– Мне все равно, кто останется с девочкой, главное, чтобы она не боялась. Когда договоритесь, обратитесь к сестре, – с этими словами он повернулся и пошел по направлению к двери, куда вход был разрешен только персоналу.
Оставшись одна, Нина постояла неподвижно несколько секунд, потом поманила к себе Олега. Он оставил Лену стоять у окна и подошел ближе. Нина тихонько попросила его умоляющим голосом:
– Врач сказал, что будет вскрывать Лене нарывы на пальцах. Пожалуйста, иди с ней один, я не смогу видеть, как моего ребенка режут, и не переживу вида ее крови.
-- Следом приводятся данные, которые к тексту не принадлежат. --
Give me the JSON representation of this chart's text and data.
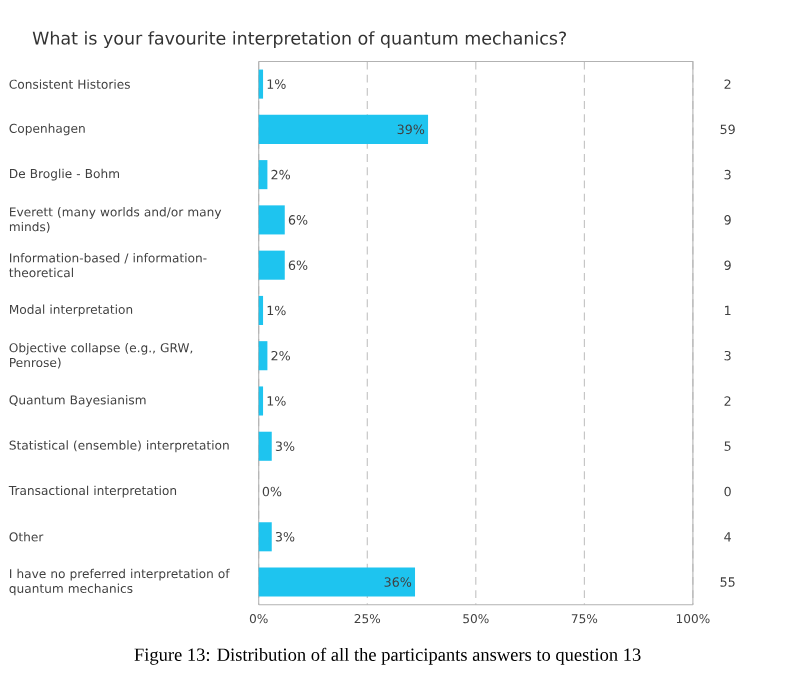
{
  "chart_data": {
    "type": "bar",
    "orientation": "horizontal",
    "title": "What is your favourite interpretation of quantum mechanics?",
    "categories": [
      "Consistent Histories",
      "Copenhagen",
      "De Broglie - Bohm",
      "Everett (many worlds and/or many minds)",
      "Information-based / information-theoretical",
      "Modal interpretation",
      "Objective collapse (e.g., GRW, Penrose)",
      "Quantum Bayesianism",
      "Statistical (ensemble) interpretation",
      "Transactional interpretation",
      "Other",
      "I have no preferred interpretation of quantum mechanics"
    ],
    "values": [
      1,
      39,
      2,
      6,
      6,
      1,
      2,
      1,
      3,
      0,
      3,
      36
    ],
    "value_labels": [
      "1%",
      "39%",
      "2%",
      "6%",
      "6%",
      "1%",
      "2%",
      "1%",
      "3%",
      "0%",
      "3%",
      "36%"
    ],
    "color": "#1ec4ef",
    "xlim": [
      0,
      100
    ],
    "xticks": [
      {
        "value": 0,
        "label": "0%"
      },
      {
        "value": 25,
        "label": "25%"
      },
      {
        "value": 50,
        "label": "50%"
      },
      {
        "value": 75,
        "label": "75%"
      },
      {
        "value": 100,
        "label": "100%"
      }
    ],
    "grid": "x",
    "annotations": [
      "2",
      "59",
      "3",
      "9",
      "9",
      "1",
      "3",
      "2",
      "5",
      "0",
      "4",
      "55",
      "Figure 13: Distribution of all the participants answers to question 13"
    ]
  }
}
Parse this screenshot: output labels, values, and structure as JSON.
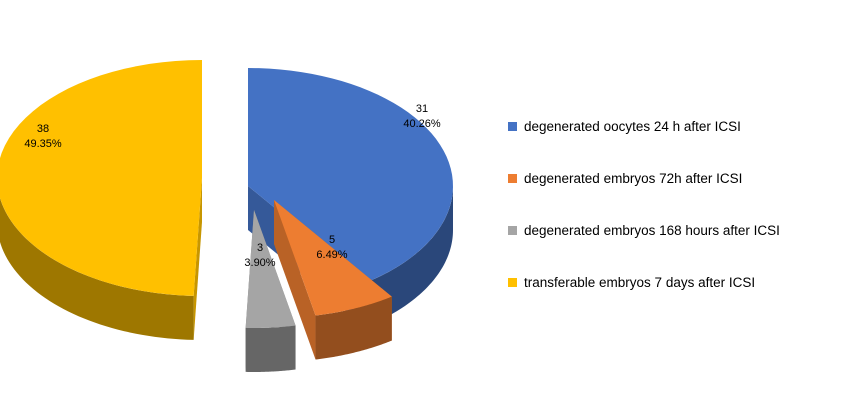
{
  "chart_data": {
    "type": "pie",
    "title": "",
    "legend_position": "right",
    "series": [
      {
        "name": "degenerated oocytes 24 h after ICSI",
        "value": 31,
        "label_value": "31",
        "label_percent": "40.26%",
        "color": "#4472C4"
      },
      {
        "name": "degenerated embryos 72h after ICSI",
        "value": 5,
        "label_value": "5",
        "label_percent": "6.49%",
        "color": "#ED7D31"
      },
      {
        "name": "degenerated embryos 168 hours after ICSI",
        "value": 3,
        "label_value": "3",
        "label_percent": "3.90%",
        "color": "#A5A5A5"
      },
      {
        "name": "transferable embryos 7 days after ICSI",
        "value": 38,
        "label_value": "38",
        "label_percent": "49.35%",
        "color": "#FFC000"
      }
    ]
  }
}
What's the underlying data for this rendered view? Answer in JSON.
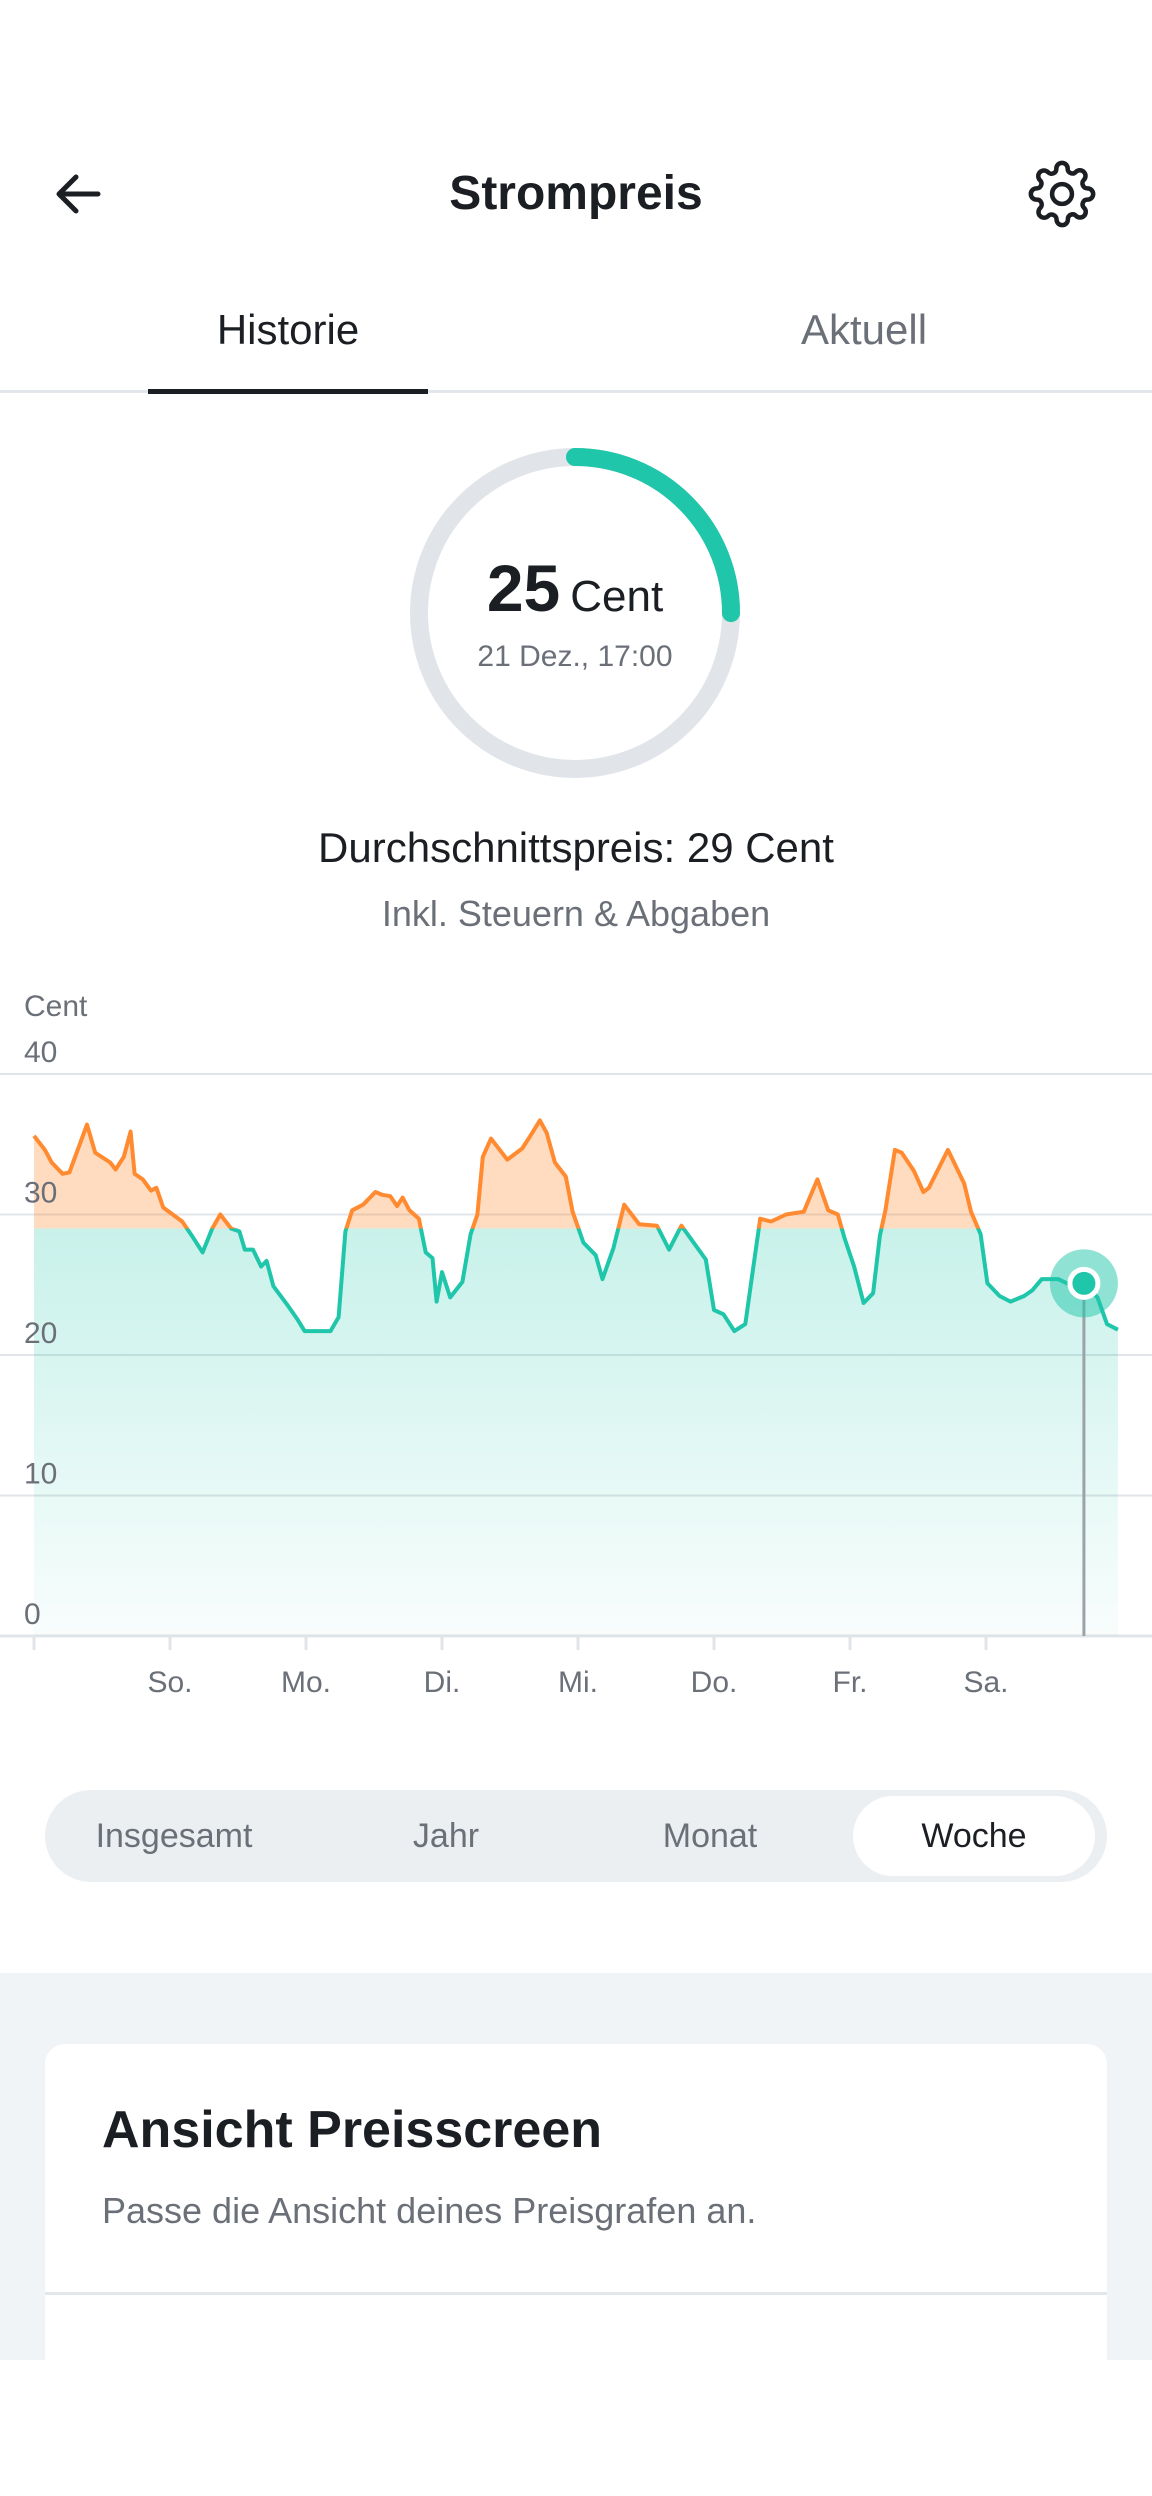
{
  "header": {
    "title": "Strompreis",
    "back_icon": "arrow-left-icon",
    "settings_icon": "gear-icon"
  },
  "tabs": [
    {
      "label": "Historie",
      "active": true
    },
    {
      "label": "Aktuell",
      "active": false
    }
  ],
  "gauge": {
    "value": "25",
    "unit": "Cent",
    "date": "21 Dez., 17:00",
    "fill_fraction": 0.25,
    "color": "#1fc6aa",
    "track_color": "#e1e4e9"
  },
  "average": {
    "text": "Durchschnittspreis: 29 Cent",
    "note": "Inkl. Steuern & Abgaben"
  },
  "chart_data": {
    "type": "area",
    "ylabel": "Cent",
    "ylim": [
      0,
      40
    ],
    "yticks": [
      "0",
      "10",
      "20",
      "30",
      "40"
    ],
    "xticks": [
      "",
      "So.",
      "Mo.",
      "Di.",
      "Mi.",
      "Do.",
      "Fr.",
      "Sa."
    ],
    "xlim_days": [
      0,
      8.2
    ],
    "threshold": 29,
    "above_color": "#ff8a30",
    "below_color": "#1fc6aa",
    "selected_point": [
      7.72,
      25.1
    ],
    "points": [
      [
        0,
        35.6
      ],
      [
        0.08,
        34.6
      ],
      [
        0.13,
        33.7
      ],
      [
        0.21,
        32.9
      ],
      [
        0.26,
        33
      ],
      [
        0.39,
        36.4
      ],
      [
        0.45,
        34.4
      ],
      [
        0.56,
        33.7
      ],
      [
        0.6,
        33.2
      ],
      [
        0.66,
        34.1
      ],
      [
        0.71,
        35.9
      ],
      [
        0.74,
        32.9
      ],
      [
        0.8,
        32.5
      ],
      [
        0.86,
        31.7
      ],
      [
        0.9,
        31.9
      ],
      [
        0.95,
        30.5
      ],
      [
        1.02,
        30
      ],
      [
        1.09,
        29.5
      ],
      [
        1.16,
        28.5
      ],
      [
        1.24,
        27.3
      ],
      [
        1.31,
        29
      ],
      [
        1.37,
        30
      ],
      [
        1.45,
        29
      ],
      [
        1.51,
        28.8
      ],
      [
        1.55,
        27.5
      ],
      [
        1.61,
        27.5
      ],
      [
        1.67,
        26.3
      ],
      [
        1.71,
        26.7
      ],
      [
        1.76,
        24.9
      ],
      [
        1.86,
        23.6
      ],
      [
        1.94,
        22.5
      ],
      [
        1.99,
        21.7
      ],
      [
        2.18,
        21.7
      ],
      [
        2.24,
        22.7
      ],
      [
        2.29,
        28.8
      ],
      [
        2.34,
        30.3
      ],
      [
        2.42,
        30.7
      ],
      [
        2.51,
        31.6
      ],
      [
        2.56,
        31.4
      ],
      [
        2.62,
        31.3
      ],
      [
        2.67,
        30.6
      ],
      [
        2.71,
        31.2
      ],
      [
        2.76,
        30.3
      ],
      [
        2.83,
        29.7
      ],
      [
        2.88,
        27.3
      ],
      [
        2.93,
        26.9
      ],
      [
        2.96,
        23.8
      ],
      [
        3,
        25.9
      ],
      [
        3.06,
        24.1
      ],
      [
        3.15,
        25.2
      ],
      [
        3.21,
        28.6
      ],
      [
        3.26,
        30
      ],
      [
        3.3,
        34.1
      ],
      [
        3.36,
        35.4
      ],
      [
        3.48,
        33.9
      ],
      [
        3.59,
        34.7
      ],
      [
        3.65,
        35.6
      ],
      [
        3.72,
        36.7
      ],
      [
        3.77,
        35.8
      ],
      [
        3.83,
        33.7
      ],
      [
        3.91,
        32.7
      ],
      [
        3.96,
        30.2
      ],
      [
        4.04,
        28
      ],
      [
        4.13,
        27.1
      ],
      [
        4.18,
        25.4
      ],
      [
        4.26,
        27.6
      ],
      [
        4.34,
        30.7
      ],
      [
        4.45,
        29.3
      ],
      [
        4.58,
        29.2
      ],
      [
        4.67,
        27.5
      ],
      [
        4.76,
        29.2
      ],
      [
        4.85,
        28
      ],
      [
        4.94,
        26.8
      ],
      [
        5,
        23.2
      ],
      [
        5.07,
        22.9
      ],
      [
        5.15,
        21.7
      ],
      [
        5.23,
        22.2
      ],
      [
        5.29,
        26.3
      ],
      [
        5.34,
        29.7
      ],
      [
        5.42,
        29.5
      ],
      [
        5.53,
        30
      ],
      [
        5.66,
        30.2
      ],
      [
        5.76,
        32.5
      ],
      [
        5.84,
        30.3
      ],
      [
        5.91,
        30
      ],
      [
        5.96,
        28.3
      ],
      [
        6.03,
        26.3
      ],
      [
        6.1,
        23.7
      ],
      [
        6.17,
        24.4
      ],
      [
        6.22,
        28.5
      ],
      [
        6.26,
        30.3
      ],
      [
        6.33,
        34.6
      ],
      [
        6.38,
        34.4
      ],
      [
        6.47,
        33.1
      ],
      [
        6.54,
        31.6
      ],
      [
        6.58,
        31.9
      ],
      [
        6.72,
        34.6
      ],
      [
        6.77,
        33.6
      ],
      [
        6.84,
        32.2
      ],
      [
        6.89,
        30.2
      ],
      [
        6.96,
        28.6
      ],
      [
        7.01,
        25.1
      ],
      [
        7.1,
        24.2
      ],
      [
        7.18,
        23.8
      ],
      [
        7.28,
        24.2
      ],
      [
        7.34,
        24.6
      ],
      [
        7.41,
        25.4
      ],
      [
        7.53,
        25.4
      ],
      [
        7.64,
        24.9
      ],
      [
        7.72,
        25.1
      ],
      [
        7.82,
        24.1
      ],
      [
        7.89,
        22.2
      ],
      [
        7.97,
        21.8
      ]
    ]
  },
  "period_selector": {
    "options": [
      "Insgesamt",
      "Jahr",
      "Monat",
      "Woche"
    ],
    "selected": "Woche"
  },
  "card": {
    "title": "Ansicht Preisscreen",
    "subtitle": "Passe die Ansicht deines Preisgrafen an."
  }
}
Если я в операционной потеряю сознание, то напугаю ребенка. Пожалуйста, иди с Леной, она не должна там быть одна!
Предложение Олегу совсем не понравилось, но, вспомнив, как год назад жена потеряла сознание от вида текущей крови из пореза у него на руке, он нехотя согласился. Вдвоем они подошли к тихо стоявшей у окна девочке.
– Детка, – сказала Нина, – прости меня. Вместо парка тебе придется идти с папой совсем в другое место. Доктор сказал, что подлечит твои пальчики, и они совсем скоро заживут. А потом мы с тобой обязательно сходим в парк к уточкам, хорошо, моя маленькая? – Ответа от ребенка мать не ожидала. – Я подожду вас здесь, доктор разрешил только папе сопровождать тебя.
За Леной с Олегом закрылась дверь, Нина подошла к стоявшему в углу креслу и буквально рухнула в него. Последующий час ожидания стал для нее сущим адом. Покинуть свой пост она боялась, чтобы не пропустить выходящих после операции родных, но и сидеть долго на одном месте уже не могла. Так и металась она, ненадолго выходя на свежий воздух и почти тут же заходя обратно. Наконец дверь приемного покоя открылась в очередной раз и выпустила вперед Лену, руки которой были спрятаны под бинтами. Незаметно смахнув слезу, Нина быстро подошла к дочери, осторожно прижала к себе и замерла на некоторое время.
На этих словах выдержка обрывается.